In all the commentary about the absurdity of Abbott's 1.7% levy on the profits of Australia's 3000 most profitable companies such as in the Fairfax broadsheets this morning, one very, very important point has been lost.
There's has a lot of talk about the impact on costs and prices and employment. But that's marginal issues. The $2.7 billion a year, $11 billion-plus four-year cost of his idea will predominantly come from shareholders, which include nearly every one of the more than 10-plus million working people in this country.
According to Australian Stock Exchange figures "retail investors directly own slightly less than 20% of all listed equities, with domestic institutions owning slightly less than 40% and foreign investors slightly more than 40%."
So about 60% of all shares on the ASX are owned by Australians, one way or another, and these are concentrated in the four big banks, BHP and Rio Tinto, Woolworths, Wesfarmers, the AMP, AXA, Telstra and others with a market capitalisation of $1 billion or more, which in turn account for 90% of the market's valuation.
According to the ASX at the "end of 2009, a total of 175 companies had a market capitalisation greater than $1 billion, with 385 companies between $100 million-$1 billion, 534 companies between $20 million-$100 million and 855 companies below $20 million.

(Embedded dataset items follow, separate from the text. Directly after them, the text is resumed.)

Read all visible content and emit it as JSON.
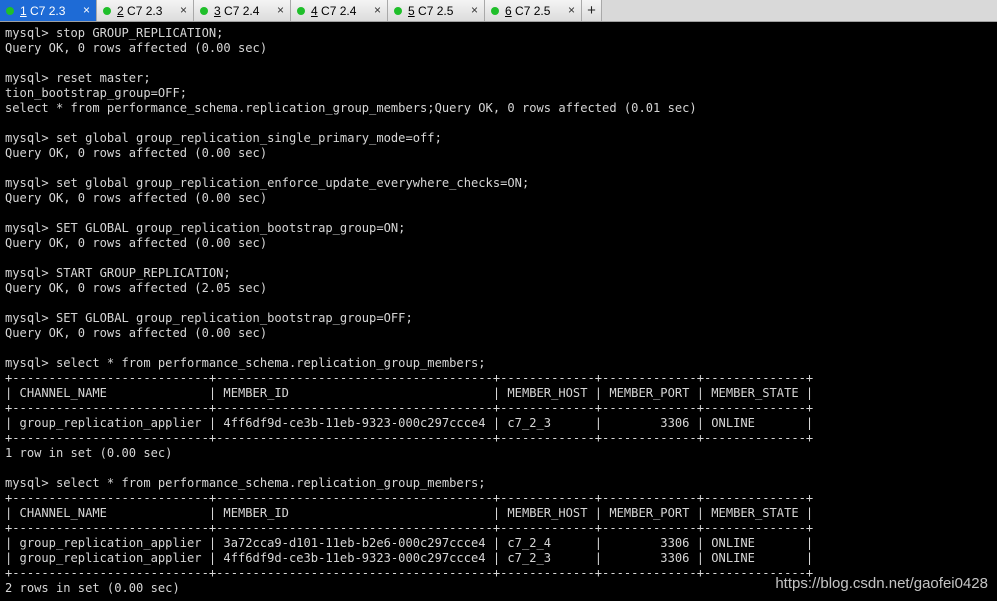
{
  "tabs": [
    {
      "num": "1",
      "label": "C7 2.3",
      "active": true,
      "status": "connected",
      "close": "×"
    },
    {
      "num": "2",
      "label": "C7 2.3",
      "active": false,
      "status": "connected",
      "close": "×"
    },
    {
      "num": "3",
      "label": "C7 2.4",
      "active": false,
      "status": "connected",
      "close": "×"
    },
    {
      "num": "4",
      "label": "C7 2.4",
      "active": false,
      "status": "connected",
      "close": "×"
    },
    {
      "num": "5",
      "label": "C7 2.5",
      "active": false,
      "status": "connected",
      "close": "×"
    },
    {
      "num": "6",
      "label": "C7 2.5",
      "active": false,
      "status": "connected",
      "close": "×"
    }
  ],
  "new_tab_label": "+",
  "colors": {
    "background": "#000000",
    "text": "#d6d6d6",
    "active_tab": "#1e6bd6",
    "status_dot": "#1fbf2a"
  },
  "terminal": {
    "lines": [
      "mysql> stop GROUP_REPLICATION;",
      "Query OK, 0 rows affected (0.00 sec)",
      "",
      "mysql> reset master;",
      "tion_bootstrap_group=OFF;",
      "select * from performance_schema.replication_group_members;Query OK, 0 rows affected (0.01 sec)",
      "",
      "mysql> set global group_replication_single_primary_mode=off;",
      "Query OK, 0 rows affected (0.00 sec)",
      "",
      "mysql> set global group_replication_enforce_update_everywhere_checks=ON;",
      "Query OK, 0 rows affected (0.00 sec)",
      "",
      "mysql> SET GLOBAL group_replication_bootstrap_group=ON;",
      "Query OK, 0 rows affected (0.00 sec)",
      "",
      "mysql> START GROUP_REPLICATION;",
      "Query OK, 0 rows affected (2.05 sec)",
      "",
      "mysql> SET GLOBAL group_replication_bootstrap_group=OFF;",
      "Query OK, 0 rows affected (0.00 sec)",
      "",
      "mysql> select * from performance_schema.replication_group_members;",
      "+---------------------------+--------------------------------------+-------------+-------------+--------------+",
      "| CHANNEL_NAME              | MEMBER_ID                            | MEMBER_HOST | MEMBER_PORT | MEMBER_STATE |",
      "+---------------------------+--------------------------------------+-------------+-------------+--------------+",
      "| group_replication_applier | 4ff6df9d-ce3b-11eb-9323-000c297ccce4 | c7_2_3      |        3306 | ONLINE       |",
      "+---------------------------+--------------------------------------+-------------+-------------+--------------+",
      "1 row in set (0.00 sec)",
      "",
      "mysql> select * from performance_schema.replication_group_members;",
      "+---------------------------+--------------------------------------+-------------+-------------+--------------+",
      "| CHANNEL_NAME              | MEMBER_ID                            | MEMBER_HOST | MEMBER_PORT | MEMBER_STATE |",
      "+---------------------------+--------------------------------------+-------------+-------------+--------------+",
      "| group_replication_applier | 3a72cca9-d101-11eb-b2e6-000c297ccce4 | c7_2_4      |        3306 | ONLINE       |",
      "| group_replication_applier | 4ff6df9d-ce3b-11eb-9323-000c297ccce4 | c7_2_3      |        3306 | ONLINE       |",
      "+---------------------------+--------------------------------------+-------------+-------------+--------------+",
      "2 rows in set (0.00 sec)"
    ]
  },
  "watermark": "https://blog.csdn.net/gaofei0428"
}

The companies valued below $20 million are unprofitable or barely profitable miners and small industrials. The bulk of the companies that will pay the tax are in the next groups, right to the 175 worth $1 billion or more, which is where investors concentrate.
This has been ignored by political commentators in the big papers and electronic media. (They are as removed from the real world of business as Abbott).
What they don't understand is that the easiest way for profitable companies to pay the tax will be to either cut dividends, or not increase them, even if profits are rising.
While some groups (accountants mainly) are saying companies can restructure to save tax, the stamp duty costs of doing this these days is prohibitive. The easiest way is simply to either cut dividends, or not increase them. Much easier than pushing up prices.
This will apply to all listed companies, as well as private groups. All make distributions one way or another. The listed companies make them to shareholders, which in most cases include super funds, both retail, industry and self-managed funds.
Other investors own shares in their own right and will lose directly. Self-funded retirees will be hurt more than anyone because they depend more on dividends for their income than do wage earners.
Because he will be taking earnings from companies, their share prices will be impacted, their prices will fall or no rise by as much because their dividend yields and price earnings ratios will be adversely impact. They are crucial measurements for investors in assessing the worth of listed companies as an investment.
Companies will underperform the market, which will underperform as a whole each year because $1 billion to $2 billion a year in earnings are being stripped out by this odd new tax.
Investors will take their money from the market (or not commit as much), to invest in other riskier or lower taxed investments."
Basically, if Abbot goes into the poll with this as a policy, he will be destroyed.